“Silver prices continued to rise in October, reaching their highest level since 2012. CPM Group has been saying for several months now that silver prices would experience a breakout of the kind that was witnessed during October. A lot of what was holding silver down in recent quarters, despite gold prices breaking fresh record highs regularly, was stale bull liquidation, which is the selling of silver bought by investors in past years in anticipation of silver prices reaching fresh record high levels. The headwinds from such liquidation seem to be much reduced, which could allow silver prices to rise more freely, going forward.
Post the U.S. election, on 6 November, silver prices declined sharply.
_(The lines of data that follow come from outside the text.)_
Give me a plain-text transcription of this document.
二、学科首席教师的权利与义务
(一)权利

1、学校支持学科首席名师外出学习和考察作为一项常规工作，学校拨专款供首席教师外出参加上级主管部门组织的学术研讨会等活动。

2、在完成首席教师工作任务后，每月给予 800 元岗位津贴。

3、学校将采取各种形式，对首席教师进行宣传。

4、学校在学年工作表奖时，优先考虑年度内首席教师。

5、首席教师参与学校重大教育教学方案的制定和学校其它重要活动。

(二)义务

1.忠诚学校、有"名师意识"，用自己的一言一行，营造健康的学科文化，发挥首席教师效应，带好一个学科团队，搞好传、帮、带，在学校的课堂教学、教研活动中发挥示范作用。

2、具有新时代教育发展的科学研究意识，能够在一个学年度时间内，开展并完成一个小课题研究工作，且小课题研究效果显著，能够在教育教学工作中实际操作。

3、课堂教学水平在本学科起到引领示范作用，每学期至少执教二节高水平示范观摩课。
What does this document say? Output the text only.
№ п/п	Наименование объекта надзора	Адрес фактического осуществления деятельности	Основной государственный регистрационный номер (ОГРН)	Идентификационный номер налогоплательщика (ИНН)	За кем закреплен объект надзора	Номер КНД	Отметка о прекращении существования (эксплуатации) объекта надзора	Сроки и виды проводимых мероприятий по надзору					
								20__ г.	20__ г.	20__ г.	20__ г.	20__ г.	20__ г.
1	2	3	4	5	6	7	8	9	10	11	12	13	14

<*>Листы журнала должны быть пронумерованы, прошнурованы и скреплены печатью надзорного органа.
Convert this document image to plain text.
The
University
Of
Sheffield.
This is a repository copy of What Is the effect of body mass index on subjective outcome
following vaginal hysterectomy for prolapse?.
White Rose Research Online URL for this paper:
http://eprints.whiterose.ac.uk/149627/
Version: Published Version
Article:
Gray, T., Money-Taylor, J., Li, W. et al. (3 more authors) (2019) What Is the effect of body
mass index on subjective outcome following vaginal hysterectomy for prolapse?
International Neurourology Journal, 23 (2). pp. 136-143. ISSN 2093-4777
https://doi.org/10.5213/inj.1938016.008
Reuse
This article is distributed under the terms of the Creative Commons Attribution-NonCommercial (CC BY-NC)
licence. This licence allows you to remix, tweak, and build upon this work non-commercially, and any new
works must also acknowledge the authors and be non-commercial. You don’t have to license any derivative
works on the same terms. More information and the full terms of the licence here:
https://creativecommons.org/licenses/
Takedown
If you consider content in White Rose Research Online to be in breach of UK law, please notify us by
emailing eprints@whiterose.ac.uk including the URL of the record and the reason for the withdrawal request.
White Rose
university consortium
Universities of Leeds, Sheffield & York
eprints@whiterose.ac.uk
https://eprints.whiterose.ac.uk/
This was to be expected to some degree given that prices had risen on concerns tied to what would happen during and post the U.S. election. But the election process went by smoothly, which coupled with strong gains post-election in equity values, Bitcoin, bond yields, and the U.S. dollar, weighed on silver prices. While there was a sharp decline in silver prices post the U.S. election for the aforementioned reasons, the broader uptrend in silver prices still remains intact for a variety of political and economic risks outlined in the front of this Report.
In the near term, silver prices could experience some consolidation between $30 and $32.50. But over the next few months silver prices are expected to climb higher. Prices are expected to climb back up toward the $35.50 level. There is a fair bit of resistance to prices at those levels. Prices are nonetheless expected to break above this level going forward.”